USECSPRO: Joining records

Joining records is a process where the information related to same logical units artificially spread over several data records during data collection is reunited back into a single record. 'Joining' should not be confused with 'merging', which has a broader meaning.

A typical situation where a join may be required is when the architect of the CSPro database has separated e.g. the educational information on household members from their employment information into two different schedules. Records in both schedules would contain a case id (household id) and a supplementary roster id, which enumerates persons within the same household.

Here is how a join is done in Stata:

  cspro join using "file.dat", dictionary("file.dcf") level("levelname") records("R1 R2 ... RN")

An equivalent Mata function is:

  cspro_join("dictionary.dcf", "data.dat", "levelname", "R1 R2... RN")

In both commands, the records are united using the identifier (one or typically more variables) specified as the identifier for the given data level in the CSPro dictionary file.

Warning: joining is not a safe operation. There is not enough information in the dictionary file to validate whether a particular join is possible or not. usecspro will only join records at the same hierarchical level of CSPro database. Any other data manipulations should be done in Stata with the help of the merge command.

An example of the data structure, where one should not attempt a join is when e.g. Schedule A collects information on the household, Schedule B collects information on household members, and Schedule C collects information on some assets. With such a hierarchy, there will be two rosters: one for individuals, and one for assets, with two roster-ids (with both usually starting with 1). One should avoid joining B+C, which in this case means setting direct association of each one household member with each one asset.

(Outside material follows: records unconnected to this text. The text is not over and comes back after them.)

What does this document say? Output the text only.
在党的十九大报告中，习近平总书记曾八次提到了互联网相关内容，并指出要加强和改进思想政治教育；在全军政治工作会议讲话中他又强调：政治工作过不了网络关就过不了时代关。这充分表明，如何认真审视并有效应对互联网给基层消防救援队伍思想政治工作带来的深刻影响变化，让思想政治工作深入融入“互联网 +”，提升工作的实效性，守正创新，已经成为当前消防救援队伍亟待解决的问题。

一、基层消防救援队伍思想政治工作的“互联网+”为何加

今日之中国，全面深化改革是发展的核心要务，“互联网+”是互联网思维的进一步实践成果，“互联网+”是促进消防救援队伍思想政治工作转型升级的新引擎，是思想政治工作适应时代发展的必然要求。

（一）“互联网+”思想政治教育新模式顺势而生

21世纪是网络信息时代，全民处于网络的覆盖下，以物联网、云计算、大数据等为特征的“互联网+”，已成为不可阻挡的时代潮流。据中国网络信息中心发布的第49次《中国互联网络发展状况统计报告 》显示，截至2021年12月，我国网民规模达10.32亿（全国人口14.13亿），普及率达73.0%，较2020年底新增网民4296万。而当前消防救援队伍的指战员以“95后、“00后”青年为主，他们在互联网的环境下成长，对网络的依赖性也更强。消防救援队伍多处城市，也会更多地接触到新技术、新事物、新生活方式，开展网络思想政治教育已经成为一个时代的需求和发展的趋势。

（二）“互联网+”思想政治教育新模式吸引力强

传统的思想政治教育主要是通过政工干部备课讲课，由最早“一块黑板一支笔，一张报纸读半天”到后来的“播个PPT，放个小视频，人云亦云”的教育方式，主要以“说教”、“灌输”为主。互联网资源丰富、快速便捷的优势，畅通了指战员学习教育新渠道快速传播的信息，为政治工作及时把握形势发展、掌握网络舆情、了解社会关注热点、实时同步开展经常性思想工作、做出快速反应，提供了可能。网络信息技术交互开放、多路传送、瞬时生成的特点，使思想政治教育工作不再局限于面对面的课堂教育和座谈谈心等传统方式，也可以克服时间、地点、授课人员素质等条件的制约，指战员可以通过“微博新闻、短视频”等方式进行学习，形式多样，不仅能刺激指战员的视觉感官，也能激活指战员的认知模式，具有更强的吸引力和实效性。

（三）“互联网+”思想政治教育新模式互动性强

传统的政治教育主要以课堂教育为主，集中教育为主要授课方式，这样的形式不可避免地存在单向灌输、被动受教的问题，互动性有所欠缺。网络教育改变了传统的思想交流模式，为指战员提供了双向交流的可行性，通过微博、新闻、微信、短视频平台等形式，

It is probably safe, however, to do a join A+B and A+C.

A separate Mata function is reserved for the case where the join should occur using more variables than the ID for the given level, e.g. when the effective id should be a combination of ID and PID, while only ID is declared the identifier of the level.

cspro_guess_joinp("dictionary.dcf","data.dat", "levelname", "R1 R2 ...RN")

Note that the arguments are the same, but it is the algorithm that is different.

Windows (and only Windows) users can select multiple records in the data import dialog. In that case there will be an attempt to 'guess_join' them during conversion. The program has no way of determining whether such an operation makes sense or not and whether it is technically possible. It may or may not succeed.

Joining records, and especially 'guess_joining' records should be treated as experimental and undertaken with caution. Everything that 'join' and 'guess_join' do can be done with regular Stata's merge command, albeit with a few manipulations with the data to properly sort it and determine the appropriate IDs and merge strategy.